The changes started slowly and they started with color; beginning last February but maybe before. The curtains, the area rugs, the first towels either of them had ever bought instead of just inheriting threadbare ones from an older sibling - even the peperomias and pothos began to take on a new tint despite impeccable care.



There was a door to the pantry now and the coffee table had grown slightly too large to maneuver around without bumping a knee or stubbing a toe - especially while holding too many dishes or books. The hair and dust and skin seemed to not respond to attempts at collection and stains in the sheets could not be dissolved. The leak in the kitchen now caused flooding on the sunniest of days and the radiators hissed even when they were cold. 

When the rooms began delineating themselves months later, they painted the new walls together, but the colors they chose kept shifting and sliding between transparencies and opacities - until the two women found themselves surrounded by the unnameable. 


She took to taking long runs through the cemetery after Fern moved out - it was a place where she could breathe into the horizon and consider the ever-evolving textures on her ceilings. The changes at home had started to feel more intimate. Personal and pointed. One evening her pillows disappeared but were replaced the next day with ones she found really supported her neck quite well. Her air buds never stayed where she put them and when she finally found them the playlist was never what she chose, though she did find some interesting new music that way. She once came home to a bookshelf filled with some of the beloved texts Fern had taken with her and photos of her favorite hikes and celebratory dinners of the past would appear on her phone. The wood ash that had been added to her carefully tended compost bin was frustrating at first, but the added calcium, potassium, phosphorus and magnesium encouraged her echinacea to finally bloom. 

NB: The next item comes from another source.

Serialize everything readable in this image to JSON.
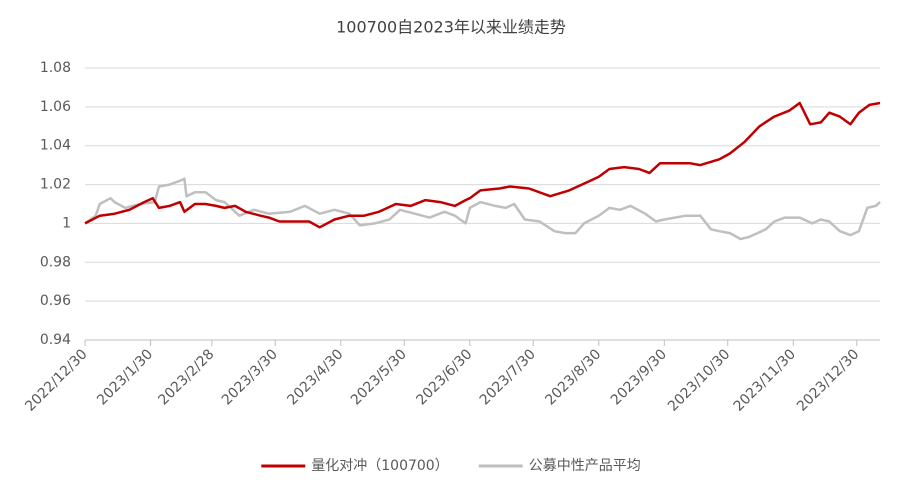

People, mostly family, asked her why she would stay in such an unpredictable place, but she had spent her whole life walking towards the liminal. She admired the intuitiveness of her home. It’s considered responses and careful criticism. She admired the potential too: the decay, the dark, shifting, moving, breaking, frozen, melting, breathing. She felt consumed by the instability, and not knowing whether things were collapsing or forming, she held hands with herself and embraced it.







Exhausted. 



Chrys woke up, sat up. Exhausted.

Nine hours of sleep and somehow still. Exhausted.



Their - YoU’rE LuCkY YoU hAvE a JoB - started in two hours with a foggy drive that consumes half the time.


No need to really be there, to put box after box after box after box onto shelf after shelf after shelf. 


Just the body, just the cog. The arms, the legs, the muscle memory. The money makers. I can afford rent, I can afford Maruchan. 


They laid down. Turned to pulp.


Dear Chrys,

A list:

A   Disassociate!

B   Get the fingers and toes and throat and clothes out the door.

C   The body performs the functions - you do the work they can’t see.